The announcement reflects Carbon’s intention to position its Digital Light Synthesis (DLS) as a mass production technology. With its SpeedCell 3D printing package, the company outlined plans in which multiple M2 3D printers could work with a Smart Part Washer system for automated part processing. 

The Futurecraft 4D shoe, which features a 3D-printed midsole made using Carbon technology. (Image courtesy of adidas.)
The Futurecraft 4D shoe, which features a 3D-printed midsole made using Carbon technology. (Image courtesy of adidas.)

Earlier this year, it was announced that Carbon and adidas would be working together to make 3D printing for mass production a reality. Using Carbon’s quick printing DLS technology, adidas aims to mass produce midsoles for 100,000 pairs of Futurecraft 4D shoes by the end of 2018. adidas has, according to Carbon, committed to using hundreds of thousands of liters of liquid resin for the Futurecraft 4D project.

Ford has also said that it will be increasing its use of Carbon’s technology. “Ford shares Carbon’s vision of 3D manufacturing and is actively working with Carbon to accelerate the implementation for automotive applications,” said Ken Washington, vice president of Research and Advanced Engineering and chief technology officer, Ford Motor Company.

“This production volume materials approach will allow us to ensure that our partners like adidas, which will be printing thousands or millions of parts, can do so economically compared to other manufacturing methods such as injection molding,” said Carbon CEO and Cofounder Joseph M. DeSimone. “No other 3D printing company has offered this because they do not have the combination of a complete system for 3D manufacturing combined with first-class materials that enable additive manufacturing at scale.

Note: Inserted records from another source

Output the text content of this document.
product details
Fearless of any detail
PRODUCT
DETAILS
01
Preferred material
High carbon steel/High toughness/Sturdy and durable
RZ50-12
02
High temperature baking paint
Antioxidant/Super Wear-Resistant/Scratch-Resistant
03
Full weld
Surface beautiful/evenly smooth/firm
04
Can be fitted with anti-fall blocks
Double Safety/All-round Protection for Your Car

Carbon now does offer that complete package.”

As the industry strives toward a future of mass customization made possible with 3D printing, Carbon is situating itself as a leading player. While the California startup previously had speed and materials on its side, it is now working on scale. Adding to the hearing aid and invisible dental alignment markets, we may soon see midsoles and other goods made with 3D printing.